Tennessee's Infrastructure Needs Stand at 38.8 Billion
Tennessee needs at least $38.8 billion of public infrastructure improvements during the five-year period of 2012-2017 according to a new report by the Tennessee Advisory Commission on Intergovernmental Relations (TACIR). The need for public infrastructure improvements, as reported by state and local officials, is up $1.3 billion (3.5%) compared with the year before.
Costs for current infrastructure needs fall into six general categories:
- Transportation and Utilities: $21.8 billion
- Education: $7.7 billion
- Health, Safety, and Welfare: $5.9 billion
- Recreation and Culture: $1.7 billion
- Economic Development: $1.3 billion
- General Government: $555 million
One of the reasons for the overall increase in the need for public infrastructure was the increase in the estimated cost for transportation improvements, which increased by $917 million (4.4%) to $21.5 billion. At 55% of the estimated costs for all infrastructure improvements, transportation, part of the Transportation and Utilities category, dwarfs other types of infrastructure needs. The net increase in transportation costs would have been much larger if not for $1.5 billion in projects that were completed and $1.3 billion for projects that decreased in cost or were canceled or postponed. New transportation projects in the inventory totaled $1.2 billion; and hundreds of projects already in the inventory increased by $2.4 billion.
In comparison, the other categories are relatively small. Education is the second largest ($7.7 billion) and increased $406 million (5.6%) mainly because the cost of improvements needed at the state’s public college and university campuses increased $327 million (8.8%) to $4 billion. The estimated cost of additions and new public K-12 schools has been on a downward trend since 2007, and there has been a shift from adding new space to improving or replacing existing space and schools. The shift from adding new space to improving existing space is partly the result of the slowing growth of enrollment that began in 2007, coinciding with the economic downturn, and remains low to this day. Health, Safety, and Welfare, the third largest category, decreased $58 million (1%) to $5.9 billion. This decline resulted primarily from decreases in the need for improved water and wastewater infrastructure and public health facilities. Water and wastewater accounts for the largest portion of the Health, Safety, and Welfare category at $3.9 billion; it decreased by $104 million (2.6%) from last year.
The need for public infrastructure improvements and the ability to meet them continue to vary across Tennessee. Those counties with the largest populations, population growth, and tax bases need the most infrastructure and are consistently able to build the most. Local governments reported $15.5 billion in local infrastructure needs, and Shelby and Davidson, the 1st and 2nd most populous counties in the state, need the most, nearly one third ($4.6 billion). They also completed the most and had the largest tax bases in the state. However, even though the most populous counties need and complete more infrastructure, an examination of infrastructure improvements per capita indicates that population alone does not explain the differences.

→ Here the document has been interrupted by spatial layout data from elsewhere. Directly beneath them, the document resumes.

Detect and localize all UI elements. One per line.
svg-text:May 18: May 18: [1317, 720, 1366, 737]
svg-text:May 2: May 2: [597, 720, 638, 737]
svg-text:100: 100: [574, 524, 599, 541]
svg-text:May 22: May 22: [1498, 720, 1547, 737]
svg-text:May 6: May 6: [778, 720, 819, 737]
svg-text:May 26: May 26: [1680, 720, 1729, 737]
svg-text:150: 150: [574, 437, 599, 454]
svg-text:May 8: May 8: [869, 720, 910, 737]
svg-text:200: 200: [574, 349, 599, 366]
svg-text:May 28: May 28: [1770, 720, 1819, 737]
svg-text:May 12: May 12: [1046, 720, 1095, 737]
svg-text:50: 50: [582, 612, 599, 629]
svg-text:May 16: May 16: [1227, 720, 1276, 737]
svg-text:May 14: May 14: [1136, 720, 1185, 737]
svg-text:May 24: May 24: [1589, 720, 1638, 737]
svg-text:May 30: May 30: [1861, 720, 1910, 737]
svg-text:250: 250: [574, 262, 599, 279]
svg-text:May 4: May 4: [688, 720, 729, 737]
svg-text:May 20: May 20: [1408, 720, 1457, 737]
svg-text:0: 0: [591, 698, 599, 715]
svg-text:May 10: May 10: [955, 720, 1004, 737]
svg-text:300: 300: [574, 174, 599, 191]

Available financial resources, including sales and property tax bases and residents’ income, are strong predictors of how much infrastructure is needed and how much gets completed.
Local officials are confident in obtaining funding for only $11.6 billion of the $31 billion identified as local needs. These figures do not include needs at existing schools or those in state agencies’ capital budget requests. Most of this funding, $11.3 billion, is for improvements that are fully funded; another $362 million is for improvements that are partially funded. That leaves another $19.3 billion of improvements for which funding is not yet available.
Earlier this month, Governor Haslam announced more than $28 million in community development grants, which will help pay for some of the infrastructure needs in seventy cities and counties across the state and help those communities attract investments and jobs. The grants ranged from $88,000 to $525,000, with local governments matching some of the total. These grants covered a wide-range of projects from waterline extensions in Bradley County to sewer system improvements in Oliver Springs. They also helped fund fire protection, housing rehabilitation, ambulance services, and drainage improvements.
The inventory is the only source of statewide information on the condition of public school buildings and what it would take to get them all in good or better condition. According to local school officials, 93% of local public schools are now in good or excellent condition. However, they estimate the cost to put the remaining 7% in good or better condition at $487 million.
TACIR’s mission is to serve as a forum for the discussion and resolution of intergovernmental problems; provide high quality research support to state and local government officials in order to improve the overall quality of government in Tennessee; and to improve the effectiveness of the intergovernmental system to better serve the citizens of Tennessee.